Google Inc. (NSDQ: GOOG) has said that it doesn't need utilities or smart meters to bring PowerMeter, its nascent home energy monitoring and control platform, to consumers.

But having eight utilities and leading smart meter maker Itron (NSDQ: ITRI) as partners can't hurt, either.

Google announced those partners Tuesday night on its blog, saying it would integrate its PowerMeter software with their smart meter networks.

The free, web-based home energy interface will only be available to a limited number of customers at first, but Google said it plans an expanded roll-out later this year (see Google Gets Into Home Energy Management).

The utilities – six in the United States, one in Canada and one in India – are all installing smart meters at customers' homes, Google said. They range in size from the large scale, like India's Reliance Energy with 5 million customers and San Diego Gas & Electric with 1.4 million customers, to small rural utilities like the White River Valley Electric Cooperative and Glasgow EPB.

"They all have one thing in common – a desire to serve their customers by providing access to detailed information that helps save energy and money," Google wrote.

That's the premise behind PowerMeter, as well as home energy monitoring and control equipment and software from startups like Tendril Networks, Greenbox, Gridpoint, Control4 and others (see The Smart Home, Part II and Tendril Expands Its Reach in Smart Homes).

Giving customers real-time insight into how much power they're using can help them shave about 10 percent from their power bills, studies have shown. That fact is at the heart of utility plans for home area networks – homes with integrated energy monitoring and control systems, all talking with smart meters via a variety of wireless or power line communications (see The Smart Home, Part I).

But Google and others in the home energy management field have questioned whether they need utilities and smart meters to bring such services to customers.

Google has discussed working with makers of devices that can bypass the meter to read energy use (see Google Looks Beyond Smart Meters for Home Energy Data). Others have pursued alternative ways to communicate the data to utilities (see A Broadband Smart Grid? and Will Utilities or Customers Lead in Smart Grid?).

Tuesday's announcement would seem to put to rest any utility worries that Google intended to bypass them completely, however.

It's also likely to give a boost to Itron. The Spokane, Wash.-based smart meter market leader's shares were up about 3.7 percent as of 11:00 a.m. Wednesday, on top of a 13-percent climb Tuesday, on news that the Department of Energy was boosting the size of grants under its $4.5 billion smart grid stimulus program (see DOE Lifts Smart Grid Stimulus Cap to $200M).

Among the largest of the eight utilities named as PowerMeter partners, San Diego Gas & Electric is using Itron meters for a $500 million, 1.4 million smart meter project.
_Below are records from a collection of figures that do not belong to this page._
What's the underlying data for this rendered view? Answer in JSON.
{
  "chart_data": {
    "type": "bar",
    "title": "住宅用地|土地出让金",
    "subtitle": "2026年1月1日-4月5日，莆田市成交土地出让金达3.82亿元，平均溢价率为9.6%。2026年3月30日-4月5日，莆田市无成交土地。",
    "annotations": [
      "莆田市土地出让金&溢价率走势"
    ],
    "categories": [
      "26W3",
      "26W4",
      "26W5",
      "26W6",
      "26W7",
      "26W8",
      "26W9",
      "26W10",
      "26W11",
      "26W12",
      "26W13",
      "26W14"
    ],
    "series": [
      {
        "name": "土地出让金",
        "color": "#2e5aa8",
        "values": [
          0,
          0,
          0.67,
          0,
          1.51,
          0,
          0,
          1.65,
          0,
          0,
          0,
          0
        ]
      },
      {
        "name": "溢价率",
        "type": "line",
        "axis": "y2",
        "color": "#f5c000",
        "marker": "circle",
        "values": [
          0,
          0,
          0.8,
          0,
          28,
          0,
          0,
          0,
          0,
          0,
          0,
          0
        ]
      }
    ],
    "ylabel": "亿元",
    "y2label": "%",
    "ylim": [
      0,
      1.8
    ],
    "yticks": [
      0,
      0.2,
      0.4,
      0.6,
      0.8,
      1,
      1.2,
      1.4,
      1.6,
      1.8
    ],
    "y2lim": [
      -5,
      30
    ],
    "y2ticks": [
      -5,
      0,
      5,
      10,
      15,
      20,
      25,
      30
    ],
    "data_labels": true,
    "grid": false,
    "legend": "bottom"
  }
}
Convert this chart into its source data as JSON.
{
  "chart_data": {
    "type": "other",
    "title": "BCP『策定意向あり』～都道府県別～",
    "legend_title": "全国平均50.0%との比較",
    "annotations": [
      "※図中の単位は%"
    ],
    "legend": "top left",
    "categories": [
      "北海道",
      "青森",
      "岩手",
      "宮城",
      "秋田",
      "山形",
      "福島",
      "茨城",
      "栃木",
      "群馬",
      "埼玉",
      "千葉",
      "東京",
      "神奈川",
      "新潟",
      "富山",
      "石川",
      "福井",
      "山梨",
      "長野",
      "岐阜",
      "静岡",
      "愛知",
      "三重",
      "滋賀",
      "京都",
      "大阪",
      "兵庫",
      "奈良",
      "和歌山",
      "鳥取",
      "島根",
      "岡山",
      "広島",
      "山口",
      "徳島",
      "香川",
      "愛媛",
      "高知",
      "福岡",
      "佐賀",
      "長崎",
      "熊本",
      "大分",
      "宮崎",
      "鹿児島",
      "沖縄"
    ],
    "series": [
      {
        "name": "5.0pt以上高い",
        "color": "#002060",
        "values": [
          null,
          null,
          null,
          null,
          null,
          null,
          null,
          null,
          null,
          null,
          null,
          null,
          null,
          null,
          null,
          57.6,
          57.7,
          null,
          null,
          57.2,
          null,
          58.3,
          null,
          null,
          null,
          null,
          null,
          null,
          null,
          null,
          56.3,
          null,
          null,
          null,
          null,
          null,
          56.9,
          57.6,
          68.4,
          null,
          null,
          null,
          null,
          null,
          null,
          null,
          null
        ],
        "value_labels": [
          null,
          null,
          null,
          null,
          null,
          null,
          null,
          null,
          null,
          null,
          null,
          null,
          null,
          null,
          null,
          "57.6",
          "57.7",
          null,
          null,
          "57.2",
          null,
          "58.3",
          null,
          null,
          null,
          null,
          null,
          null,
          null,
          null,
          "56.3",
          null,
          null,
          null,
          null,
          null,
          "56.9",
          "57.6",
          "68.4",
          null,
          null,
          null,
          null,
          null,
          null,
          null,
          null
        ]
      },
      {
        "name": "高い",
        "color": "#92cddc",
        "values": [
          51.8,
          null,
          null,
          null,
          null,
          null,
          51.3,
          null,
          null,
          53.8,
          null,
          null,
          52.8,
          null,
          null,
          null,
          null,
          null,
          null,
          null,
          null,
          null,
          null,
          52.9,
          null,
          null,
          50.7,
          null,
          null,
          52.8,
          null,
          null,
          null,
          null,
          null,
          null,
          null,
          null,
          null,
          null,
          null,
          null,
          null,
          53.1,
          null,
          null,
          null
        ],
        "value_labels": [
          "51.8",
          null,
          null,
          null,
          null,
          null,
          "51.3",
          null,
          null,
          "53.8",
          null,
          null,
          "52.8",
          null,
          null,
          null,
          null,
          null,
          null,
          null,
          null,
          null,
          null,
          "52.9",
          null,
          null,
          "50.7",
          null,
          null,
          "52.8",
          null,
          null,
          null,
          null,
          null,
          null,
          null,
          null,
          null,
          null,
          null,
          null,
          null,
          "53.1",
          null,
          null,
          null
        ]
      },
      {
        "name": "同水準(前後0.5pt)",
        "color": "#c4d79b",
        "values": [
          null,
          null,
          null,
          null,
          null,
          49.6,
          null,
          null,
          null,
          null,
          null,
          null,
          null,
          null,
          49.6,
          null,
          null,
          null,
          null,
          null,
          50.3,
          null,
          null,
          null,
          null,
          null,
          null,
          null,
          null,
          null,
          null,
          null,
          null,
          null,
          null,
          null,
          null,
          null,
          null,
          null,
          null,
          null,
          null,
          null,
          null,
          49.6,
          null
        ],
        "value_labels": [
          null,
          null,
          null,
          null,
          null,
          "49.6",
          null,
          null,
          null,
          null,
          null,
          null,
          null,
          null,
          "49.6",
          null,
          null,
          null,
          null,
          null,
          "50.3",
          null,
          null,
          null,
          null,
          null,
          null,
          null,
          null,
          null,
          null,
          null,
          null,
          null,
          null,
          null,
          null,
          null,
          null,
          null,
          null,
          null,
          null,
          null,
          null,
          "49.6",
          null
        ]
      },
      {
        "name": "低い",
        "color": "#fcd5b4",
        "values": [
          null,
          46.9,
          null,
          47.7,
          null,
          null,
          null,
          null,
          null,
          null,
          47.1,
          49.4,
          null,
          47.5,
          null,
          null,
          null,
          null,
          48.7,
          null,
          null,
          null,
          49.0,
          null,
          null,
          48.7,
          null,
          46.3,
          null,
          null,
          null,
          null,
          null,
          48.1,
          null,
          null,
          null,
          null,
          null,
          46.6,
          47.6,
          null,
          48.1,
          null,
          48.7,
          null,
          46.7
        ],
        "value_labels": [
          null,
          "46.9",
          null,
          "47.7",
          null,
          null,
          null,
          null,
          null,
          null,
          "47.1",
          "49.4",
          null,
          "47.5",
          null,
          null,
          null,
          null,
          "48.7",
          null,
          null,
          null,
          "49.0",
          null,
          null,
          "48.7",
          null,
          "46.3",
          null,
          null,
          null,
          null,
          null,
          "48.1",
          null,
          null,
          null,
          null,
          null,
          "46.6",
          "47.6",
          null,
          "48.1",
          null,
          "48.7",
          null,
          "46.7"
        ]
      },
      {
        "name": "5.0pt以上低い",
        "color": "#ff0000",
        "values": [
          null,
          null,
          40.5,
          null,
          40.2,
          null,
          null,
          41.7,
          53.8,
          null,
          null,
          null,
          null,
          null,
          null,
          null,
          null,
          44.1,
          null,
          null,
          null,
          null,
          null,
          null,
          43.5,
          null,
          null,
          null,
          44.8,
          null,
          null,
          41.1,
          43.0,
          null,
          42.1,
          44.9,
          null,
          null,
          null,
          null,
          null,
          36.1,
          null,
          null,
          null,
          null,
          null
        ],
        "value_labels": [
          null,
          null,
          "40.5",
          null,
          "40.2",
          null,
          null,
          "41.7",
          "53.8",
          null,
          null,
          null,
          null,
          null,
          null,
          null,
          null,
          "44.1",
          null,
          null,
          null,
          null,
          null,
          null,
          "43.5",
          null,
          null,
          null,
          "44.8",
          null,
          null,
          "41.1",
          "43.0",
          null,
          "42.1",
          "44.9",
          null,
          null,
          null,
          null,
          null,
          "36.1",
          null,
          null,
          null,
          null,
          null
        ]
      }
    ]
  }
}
Texas energy retailer TXU Energy uses meters from Swiss competitor Landis+Gyr, and Toronto Hydro-Electric is using Germany's Elster.

Itron spokesman Matt Spaur said the company has established an interface between PowerMeter and its own meter data management software and could replicate it with other customers, but that utilities will be making the call on whether to offer it to customers.

“We see Google PowerMeter as the first of many such new energy services that our platforms will support,” he said. Right now SDG&E is the only customer working with Itron on PowerMeter, but “we're sure that others will be asking to offer these capabilities to their customers,” he said.

As for how PowerMeter will integrate smart meter data, in San Diego Gas & Electric's case, it will bring the data back to its central systems, then deliver it over broadband to customers' computers, according to Hal Snyder, vice president of customer programs.

That architecture is being tested now with a handful of employees, and will next go to about 35 customers for a trial run, Snyder said Wednesday. By year's end, the utility would like to offer it to all of the estimated 200,000 customers that will have smart meters by then, he said.

That doesn't rule out SDG&E looking at other ways to link smart meters and home area networks, he added.

"Some people will like to use broadband and the Google channel," he said. "Other customers will like the choice of using the ZigBee wireless directly," naming one leading communications protocol for emerging home area network pilot projects.

"The home area network vision is one of variability, to give customers choice," he said, though he wouldn't say which technologies SDG&E plans to pursue.

That's a question facing all utilities now deploying smart meters. While smart meters can deliver a home's overall energy usage, getting more details could involve devices in appliances and HVAC systems or on power outlets to measure individual loads.

Snyder did clarify another point that Google has made much of with its PowerMeter program – the idea that energy data should be the property of the customer.

"We agree that this information is the customer's information," he said. "Our big concern is customer information security."

In SDG&E's case, that will depend on the safe and secure communication of data via the internet – a fact that could feed into the debate over how best to secure the flood of data to come from smart meter deployments (see Hacking the Grid: Is Smarter Less Secure?).